26 gennaio 2017

CINEMA D'ESSAI - "Tulpan" di Sergej Dvorcevoj (Germania/Svizzera/Kazakistan/Russia/Polonia 2008)

Realizzare un film intenso e poetico con un budget ridotto all’osso, una sceneggiatura semplice, un’ambientazione scarna e desertica, nonché senza attori professionisti, è quasi una sfida che forse pochi registi sarebbero in grado di raccogliere: di sicuro riesce appieno al kazako Sergej Dvorcevoj con lo splendido Tulpan, girato nel 2008. Ciò che resta infatti dopo la visione è senza dubbio un sapore di amara poeticità, quella stessa sensazione che generalmente si prova dopo aver letto una struggente poesia, la quale, benché ci abbia fatto star male, ci ha indubbiamente toccato nel profondo per la sua semplicità, la sua schiettezza del linguaggio, la profondità dei suoi messaggi e la malinconica mestizia con cui ci ha commosso.
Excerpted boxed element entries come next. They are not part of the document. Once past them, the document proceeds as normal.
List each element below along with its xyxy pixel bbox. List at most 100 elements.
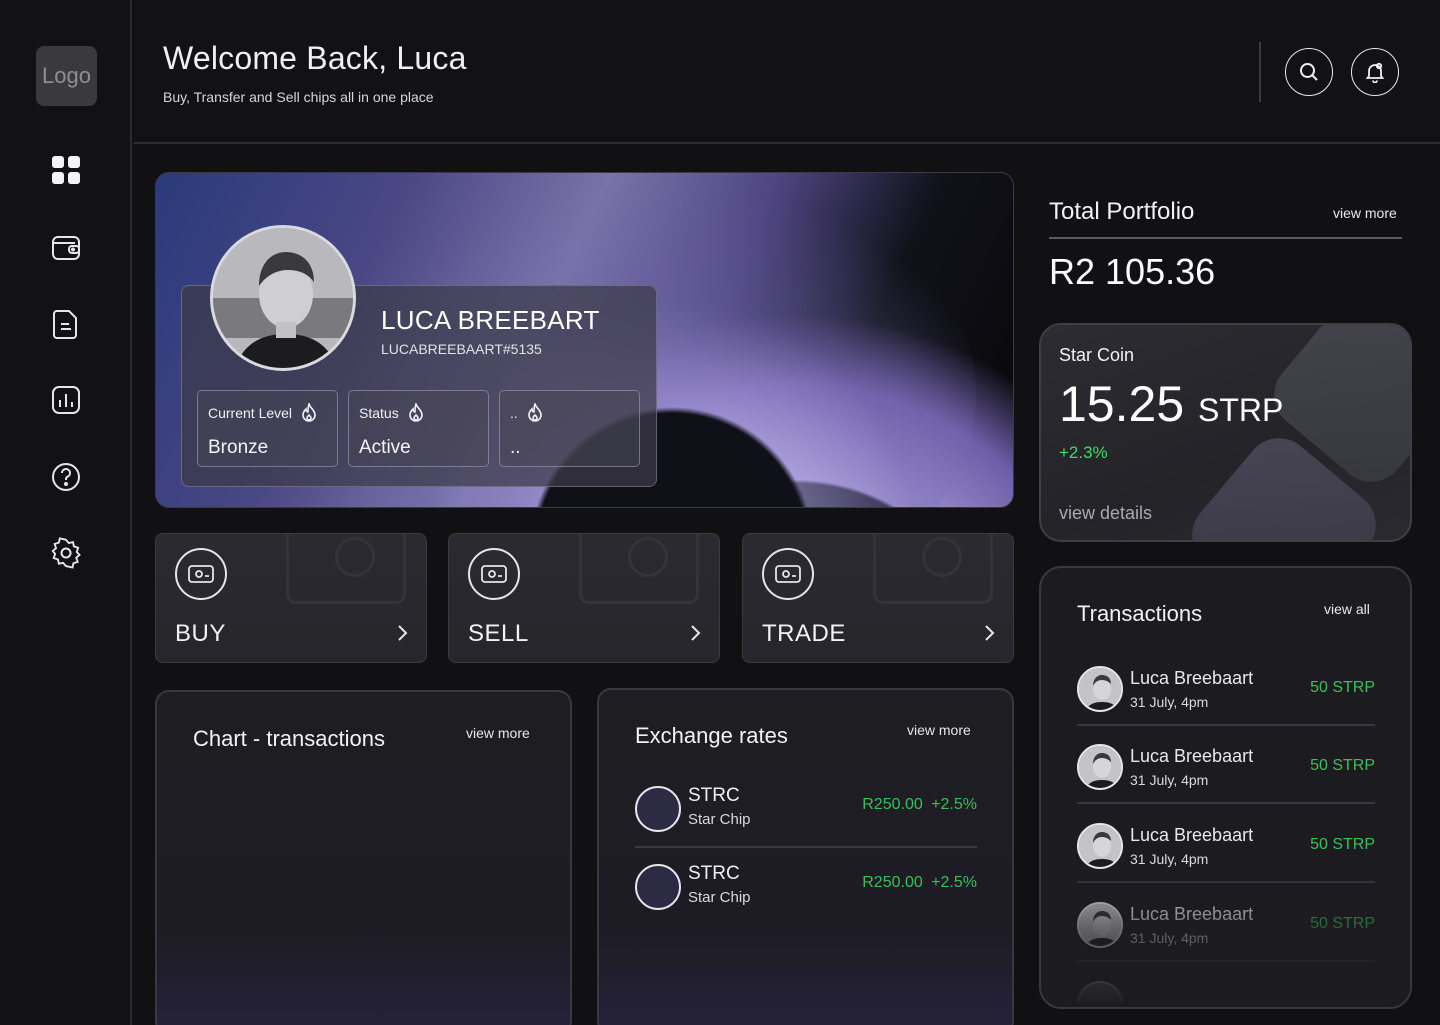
panel-title: Transactions	[1077, 601, 1203, 626]
transaction-amount: 50 STRP	[1310, 915, 1375, 932]
exchange-view-more-link[interactable]: view more	[907, 722, 971, 738]
coin-amount-value: 15.25	[1059, 376, 1185, 432]
page-title: Welcome Back, Luca	[163, 40, 467, 76]
search-icon	[1300, 63, 1318, 81]
trade-button[interactable]: TRADE	[742, 533, 1014, 663]
coin-card[interactable]: Star Coin 15.25 STRP +2.3% view details	[1039, 323, 1412, 542]
rate-name: Star Chip	[688, 889, 751, 906]
coin-change: +2.3%	[1059, 443, 1108, 462]
transactions-view-all-link[interactable]: view all	[1324, 601, 1370, 617]
stat-value: Active	[359, 437, 411, 458]
transaction-date: 31 July, 4pm	[1130, 930, 1209, 946]
profile-avatar[interactable]	[210, 225, 356, 371]
stat-status: Status Active	[348, 390, 489, 467]
notifications-button[interactable]	[1351, 48, 1399, 96]
logo-text: Logo	[42, 63, 91, 88]
transaction-date: 31 July, 4pm	[1130, 694, 1209, 710]
bell-icon	[1365, 62, 1385, 83]
exchange-row[interactable]: STRC Star Chip R250.00 +2.5%	[635, 778, 977, 838]
chevron-right-icon	[691, 625, 701, 641]
coin-amount: 15.25 STRP	[1059, 375, 1283, 433]
flame-icon	[302, 403, 316, 422]
cash-icon	[175, 548, 227, 600]
chevron-right-icon	[398, 625, 408, 641]
chart-view-more-link[interactable]: view more	[466, 725, 530, 741]
rate-symbol: STRC	[688, 785, 740, 806]
flame-icon	[408, 403, 423, 422]
portfolio-divider	[1049, 237, 1402, 239]
help-icon	[52, 463, 80, 491]
coin-unit: STRP	[1198, 392, 1284, 428]
wallet-watermark-icon	[286, 534, 406, 604]
transaction-amount: 50 STRP	[1310, 836, 1375, 853]
exchange-rates-panel: Exchange rates view more STRC Star Chip …	[597, 688, 1014, 1025]
coin-avatar	[635, 864, 681, 910]
row-divider	[1077, 881, 1375, 883]
cash-icon	[468, 548, 520, 600]
sidebar: Logo	[0, 0, 132, 1025]
profile-banner: LUCA BREEBART LUCABREEBAART#5135 Current…	[155, 172, 1014, 508]
row-divider	[635, 846, 977, 848]
transaction-date: 31 July, 4pm	[1130, 851, 1209, 867]
sidebar-item-settings[interactable]	[46, 533, 86, 573]
logo[interactable]: Logo	[36, 46, 97, 106]
chevron-right-icon	[985, 625, 995, 641]
avatar	[1077, 823, 1123, 869]
sidebar-item-help[interactable]	[46, 457, 86, 497]
wallet-watermark-icon	[873, 534, 993, 604]
search-button[interactable]	[1285, 48, 1333, 96]
flame-icon	[527, 403, 542, 422]
transaction-date: 31 July, 4pm	[1130, 772, 1209, 788]
exchange-row[interactable]: STRC Star Chip R250.00 +2.5%	[635, 856, 977, 916]
rate-value: R250.00 +2.5%	[862, 796, 977, 813]
profile-name: LUCA BREEBART	[381, 305, 600, 335]
coin-name: Star Coin	[1059, 345, 1135, 365]
document-icon	[53, 310, 77, 339]
sidebar-item-dashboard[interactable]	[46, 150, 86, 190]
transaction-row[interactable]: Luca Breebaart 31 July, 4pm 50 STRP	[1077, 884, 1375, 962]
transaction-row[interactable]: Luca Breebaart 31 July, 4pm 50 STRP	[1077, 805, 1375, 883]
transactions-panel: Transactions view all Luca Breebaart 31 …	[1039, 566, 1412, 1009]
sell-button[interactable]: SELL	[448, 533, 720, 663]
sidebar-item-wallet[interactable]	[46, 228, 86, 268]
panel-title: Chart - transactions	[193, 726, 385, 751]
panel-title: Exchange rates	[635, 723, 788, 748]
cash-icon	[762, 548, 814, 600]
buy-button[interactable]: BUY	[155, 533, 427, 663]
coin-avatar	[635, 786, 681, 832]
transaction-name: Luca Breebaart	[1130, 904, 1254, 924]
transaction-name: Luca Breebaart	[1130, 825, 1254, 845]
transaction-amount: 50 STRP	[1310, 757, 1375, 774]
transaction-row[interactable]: Luca Breebaart 31 July, 4pm 50 STRP	[1077, 648, 1375, 726]
action-label: BUY	[175, 620, 226, 647]
avatar	[1077, 666, 1123, 712]
avatar-photo	[213, 228, 353, 368]
wallet-icon	[52, 236, 80, 260]
portfolio-title: Total Portfolio	[1049, 198, 1195, 225]
portfolio-view-more-link[interactable]: view more	[1333, 205, 1397, 221]
wallet-watermark-icon	[579, 534, 699, 604]
profile-tag: LUCABREEBAART#5135	[381, 341, 542, 357]
transaction-row[interactable]: Luca Breebaart 31 July, 4pm 50 STRP	[1077, 726, 1375, 804]
chart-transactions-panel: Chart - transactions view more	[155, 690, 572, 1025]
settings-icon	[51, 537, 81, 569]
dashboard-icon	[52, 156, 80, 184]
avatar	[1077, 902, 1123, 948]
row-divider	[1077, 802, 1375, 804]
header-divider	[1259, 42, 1261, 102]
avatar	[1077, 981, 1123, 1007]
stat-placeholder: .. ..	[499, 390, 640, 467]
action-label: SELL	[468, 620, 529, 647]
bar-chart-icon	[52, 386, 80, 414]
coin-view-details-link[interactable]: view details	[1059, 503, 1152, 524]
transaction-row-partial	[1077, 963, 1375, 1007]
stat-label: ..	[510, 405, 518, 421]
header: Welcome Back, Luca Buy, Transfer and Sel…	[134, 0, 1440, 144]
sidebar-item-documents[interactable]	[46, 304, 86, 344]
stat-label: Current Level	[208, 405, 293, 421]
sidebar-item-analytics[interactable]	[46, 380, 86, 420]
transaction-name: Luca Breebaart	[1130, 746, 1254, 766]
rate-name: Star Chip	[688, 811, 751, 828]
rate-value: R250.00 +2.5%	[862, 874, 977, 891]
page-subtitle: Buy, Transfer and Sell chips all in one …	[163, 89, 434, 105]
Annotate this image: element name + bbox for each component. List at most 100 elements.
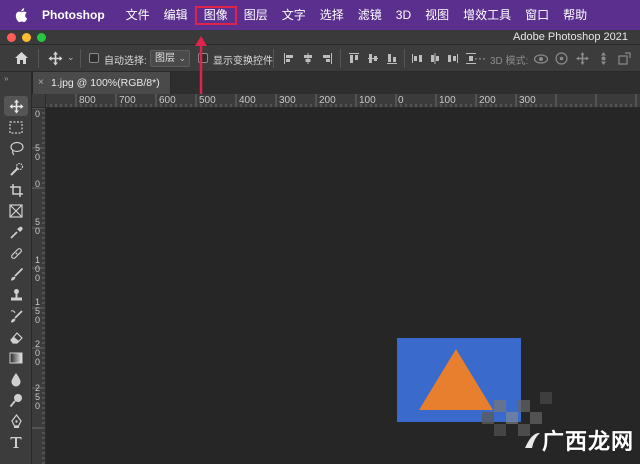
marquee-tool-icon bbox=[9, 120, 23, 134]
watermark: 广西龙网 bbox=[522, 424, 634, 456]
mode-3d-label: 3D 模式: bbox=[490, 56, 529, 67]
window-title: Adobe Photoshop 2021 bbox=[513, 31, 628, 43]
auto-select-label: 自动选择: bbox=[104, 56, 147, 67]
close-window-button[interactable] bbox=[7, 33, 16, 42]
align-bottom-icon[interactable] bbox=[386, 52, 398, 65]
menu-edit[interactable]: 编辑 bbox=[157, 6, 195, 25]
ruler-origin[interactable] bbox=[32, 94, 46, 108]
align-left-icon[interactable] bbox=[283, 52, 295, 65]
ruler-label: 700 bbox=[119, 95, 136, 106]
zoom-window-button[interactable] bbox=[37, 33, 46, 42]
auto-select-target-dropdown[interactable]: 图层 ⌄ bbox=[150, 50, 190, 67]
quick-select-tool-button[interactable] bbox=[4, 159, 28, 179]
document-tab-label: 1.jpg @ 100%(RGB/8*) bbox=[51, 77, 160, 89]
type-tool-icon bbox=[10, 437, 22, 448]
menu-type[interactable]: 文字 bbox=[275, 6, 313, 25]
align-top-icon[interactable] bbox=[348, 52, 360, 65]
apple-icon[interactable] bbox=[14, 7, 28, 23]
frame-tool-button[interactable] bbox=[4, 201, 28, 221]
ruler-label: 600 bbox=[159, 95, 176, 106]
show-transform-controls-label: 显示变换控件 bbox=[213, 56, 273, 67]
ruler-label: 150 bbox=[35, 297, 41, 325]
type-tool-button[interactable] bbox=[4, 432, 28, 452]
ruler-label: 300 bbox=[519, 95, 536, 106]
menu-bar: Photoshop 文件 编辑 图像 图层 文字 选择 滤镜 3D 视图 增效工… bbox=[0, 0, 640, 30]
menu-help[interactable]: 帮助 bbox=[556, 6, 594, 25]
move-tool-icon[interactable] bbox=[48, 51, 63, 66]
menu-3d[interactable]: 3D bbox=[389, 6, 418, 25]
drag-3d-icon[interactable] bbox=[575, 51, 590, 66]
watermark-text: 广西龙网 bbox=[541, 429, 634, 454]
clone-stamp-tool-icon bbox=[10, 288, 22, 300]
chevron-down-icon: ⌄ bbox=[178, 53, 186, 63]
blur-tool-icon bbox=[11, 372, 21, 386]
auto-select-target-value: 图层 bbox=[155, 53, 175, 64]
healing-brush-tool-icon bbox=[10, 247, 22, 259]
eyedropper-tool-button[interactable] bbox=[4, 222, 28, 242]
pen-tool-button[interactable] bbox=[4, 411, 28, 431]
ruler-label: 100 bbox=[439, 95, 456, 106]
ruler-label: 200 bbox=[479, 95, 496, 106]
brush-tool-button[interactable] bbox=[4, 264, 28, 284]
menu-file[interactable]: 文件 bbox=[119, 6, 157, 25]
move-tool-button[interactable] bbox=[4, 96, 28, 116]
more-icon[interactable]: ··· bbox=[474, 51, 486, 65]
ruler-label: 200 bbox=[35, 339, 41, 367]
slide-3d-icon[interactable] bbox=[596, 51, 611, 66]
menu-view[interactable]: 视图 bbox=[418, 6, 456, 25]
gradient-tool-button[interactable] bbox=[4, 348, 28, 368]
align-center-h-icon[interactable] bbox=[302, 52, 314, 65]
crop-tool-icon bbox=[9, 183, 23, 197]
marquee-tool-button[interactable] bbox=[4, 117, 28, 137]
distribute-right-icon[interactable] bbox=[447, 52, 459, 65]
ruler-label: 300 bbox=[279, 95, 296, 106]
clone-stamp-tool-button[interactable] bbox=[4, 285, 28, 305]
annotation-arrow-icon bbox=[195, 36, 207, 94]
menu-window[interactable]: 窗口 bbox=[518, 6, 556, 25]
close-tab-icon[interactable]: × bbox=[38, 77, 44, 88]
horizontal-ruler[interactable]: 800 700 600 500 400 300 200 100 0 100 20… bbox=[46, 94, 640, 108]
vertical-ruler[interactable]: 0 50 0 50 100 150 200 250 bbox=[32, 108, 46, 464]
menu-select[interactable]: 选择 bbox=[313, 6, 351, 25]
document-tab-bar: × 1.jpg @ 100%(RGB/8*) bbox=[33, 72, 640, 94]
ruler-label: 200 bbox=[319, 95, 336, 106]
menu-plugins[interactable]: 增效工具 bbox=[456, 6, 518, 25]
ruler-label: 50 bbox=[35, 217, 41, 236]
auto-select-checkbox[interactable] bbox=[89, 53, 99, 63]
lasso-tool-icon bbox=[9, 141, 24, 155]
menu-filter[interactable]: 滤镜 bbox=[351, 6, 389, 25]
distribute-center-icon[interactable] bbox=[429, 52, 441, 65]
lasso-tool-button[interactable] bbox=[4, 138, 28, 158]
dodge-tool-button[interactable] bbox=[4, 390, 28, 410]
ruler-label: 250 bbox=[35, 383, 41, 411]
eraser-tool-icon bbox=[9, 331, 23, 344]
home-icon[interactable] bbox=[14, 51, 29, 65]
panel-collapse-icon[interactable]: » bbox=[4, 74, 9, 83]
ruler-label: 100 bbox=[359, 95, 376, 106]
brush-tool-icon bbox=[10, 267, 23, 280]
window-title-bar: Adobe Photoshop 2021 bbox=[0, 30, 640, 45]
eraser-tool-button[interactable] bbox=[4, 327, 28, 347]
history-brush-tool-button[interactable] bbox=[4, 306, 28, 326]
crop-tool-button[interactable] bbox=[4, 180, 28, 200]
document-tab[interactable]: × 1.jpg @ 100%(RGB/8*) bbox=[33, 72, 171, 94]
app-name-menu[interactable]: Photoshop bbox=[42, 8, 105, 22]
scale-3d-icon[interactable] bbox=[617, 51, 632, 66]
distribute-left-icon[interactable] bbox=[411, 52, 423, 65]
tool-preset-chevron-icon[interactable]: ⌄ bbox=[67, 52, 75, 63]
move-tool-icon bbox=[9, 99, 23, 113]
roll-3d-icon[interactable] bbox=[554, 51, 569, 66]
minimize-window-button[interactable] bbox=[22, 33, 31, 42]
align-right-icon[interactable] bbox=[321, 52, 333, 65]
ruler-label: 0 bbox=[398, 95, 404, 106]
menu-image[interactable]: 图像 bbox=[194, 5, 237, 25]
align-middle-v-icon[interactable] bbox=[367, 52, 379, 65]
dodge-tool-icon bbox=[9, 393, 22, 407]
ruler-label: 500 bbox=[199, 95, 216, 106]
watermark-logo-icon bbox=[524, 432, 540, 448]
history-brush-tool-icon bbox=[10, 309, 23, 322]
menu-layer[interactable]: 图层 bbox=[237, 6, 275, 25]
healing-brush-tool-button[interactable] bbox=[4, 243, 28, 263]
blur-tool-button[interactable] bbox=[4, 369, 28, 389]
orbit-3d-icon[interactable] bbox=[533, 51, 549, 66]
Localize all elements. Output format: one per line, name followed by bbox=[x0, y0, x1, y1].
Tulpan è uno di quei film estremo-orientali in cui si assiste ad uno scontro generazionale tra giovani che seguono in modo fanatico una modernità connotata spesso da valori meramente consumistici (piombata troppo velocemente in antichi e quasi anacronistici villaggi rurali) e anziani legati a tradizioni ormai in via di estinzione o quantomeno di difficile accettazione per chi non ci è cresciuto.
Nell’opera in questione questo scontro si manifesta con sfumature insolite, dal momento che il protagonista è inevitabilmente tentato dalle sirene della modernità - metaforicamente impersonate dal datato brano Rivers of Babylon nella versione dei Boney M. (1978), suonato continuamente e ossessivamente da una gracchiante e vetusta radiolina - e nello stesso tempo legato al mondo dei suoi avi, desideroso di condurre la propria vita in un deserto che a noi spettatori appare tremendamente arido, inospitale e decisamente infelice. Lo scontro generazionale dunque si palesa interno al protagonista, che ne subisce le meste conseguenze. 
Come si è già affermato, del film resta impressa l’estrema semplicità, se non la povertà del tutto: dei costumi, degli arrangiamenti, delle ambientazioni e finanche della trama stessa. Eppure questa stessa povertà (perfetta come ambientazione scenica) nasconde un fascino inaspettato e si tramuta, nel corso del film, in delicata quanto struggente poesia.
Il regista ha voluto che gli attori fossero tutti non professionisti e che per un mese prima delle riprese abitassero forzatamente in una yurta (tipica tenda circolare dei pastori nomadi kazakhi); inoltre numerosissime scene sono state il frutto di un’improvvisazione determinata da cambiamenti ed impedimenti esterni non previsti. Nonostante tutto ciò l’effetto che resta del film è quel mirabile sbigottimento che si prova nell’ammirare un meraviglioso fiore (tulpan, ossia tulipano) nato in un arido e polveroso deserto.